Edgeimpulse Feature Request, Version Control
The microcontroller industry as a whole faces the challenge of version control for machine learning (ML) and IoT applications, and EdgeImpulse is no exception. While we may not have control over the entire industry, we can explore ways to address this issue within our own platform. Specifically, I suggest implementing a type of ML version control similar to what is used in web development.
For instance, when I create an ML webpage in JavaScript, I always include a specific NPM (node package manager) version to ensure compatibility, instead of relying on the most modern version.
<script src="https://cdn.jsdelivr.net/npm/@tensorflow/tfjs"> </script>
<script src="https://cdn.jsdelivr.net/npm/@tensorflow/tfjs@1.0.0"> </script>
This technique allows webpages written years ago to still run without issues. Maintainers can change the version to the newest version to see if the page still runs. It is a bit of a catch-22, since the old page will not have any of the new security updates, but the new version might break the page.
Over the past three years, EdgeImpulse has only deprecated my work once, when Arduino made a change to the Portenta Camera library. EdgeImpulse promptly responded with a change to the outputted Arduino export, which was commendable. However, as IoT and ML devices become more popular, the risk of devices becoming unsupported due to OTA (over the air) upgrades to newer versions increases.
It’s surprising that the industry hasn’t addressed this issue earlier, probably because their are so many players involved with production of one product. I believe that PlatformIO has a method of stating the library version to use for each build, which EdgeImpulse could explore. Unfortunately the Arduino IDE has a manual library upgrade system which I don’t think they will be changing anytime soon. By adopting a version control system for ML models, EdgeImpulse could protect itself from similar complaints in the future.

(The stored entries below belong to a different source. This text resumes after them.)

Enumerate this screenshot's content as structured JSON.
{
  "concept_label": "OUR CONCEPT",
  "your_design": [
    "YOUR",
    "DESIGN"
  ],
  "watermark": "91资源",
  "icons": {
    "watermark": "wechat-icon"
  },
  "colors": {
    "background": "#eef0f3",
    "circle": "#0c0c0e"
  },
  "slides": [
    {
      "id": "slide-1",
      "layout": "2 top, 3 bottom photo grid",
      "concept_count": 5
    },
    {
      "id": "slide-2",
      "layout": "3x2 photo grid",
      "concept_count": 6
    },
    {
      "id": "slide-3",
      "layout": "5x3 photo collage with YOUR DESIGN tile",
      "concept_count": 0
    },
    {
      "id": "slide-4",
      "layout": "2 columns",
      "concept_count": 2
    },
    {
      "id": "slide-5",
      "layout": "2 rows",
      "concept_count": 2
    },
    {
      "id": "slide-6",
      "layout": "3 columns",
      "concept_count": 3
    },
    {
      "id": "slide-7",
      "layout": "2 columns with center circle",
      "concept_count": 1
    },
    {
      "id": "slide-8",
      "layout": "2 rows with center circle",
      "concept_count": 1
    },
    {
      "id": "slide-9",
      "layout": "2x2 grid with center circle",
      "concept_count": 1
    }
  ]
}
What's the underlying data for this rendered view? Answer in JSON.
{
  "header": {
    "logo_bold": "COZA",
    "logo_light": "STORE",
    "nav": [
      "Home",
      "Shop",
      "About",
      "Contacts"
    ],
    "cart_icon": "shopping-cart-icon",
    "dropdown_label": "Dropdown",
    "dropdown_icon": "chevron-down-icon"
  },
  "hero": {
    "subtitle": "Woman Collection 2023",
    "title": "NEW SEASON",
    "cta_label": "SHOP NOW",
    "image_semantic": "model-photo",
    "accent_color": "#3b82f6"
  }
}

EdgeImpulse has done a good job in maintaining compatibility with updates so far, but it’s important to address the issue of version control as the industry evolves. By implementing a version control system for ML models, we can ensure that devices using EdgeImpulse technology continue to function as intended and avoid becoming obsolete due to updates.
Does anyone have any opinions or is this something that has already been solved by some other method?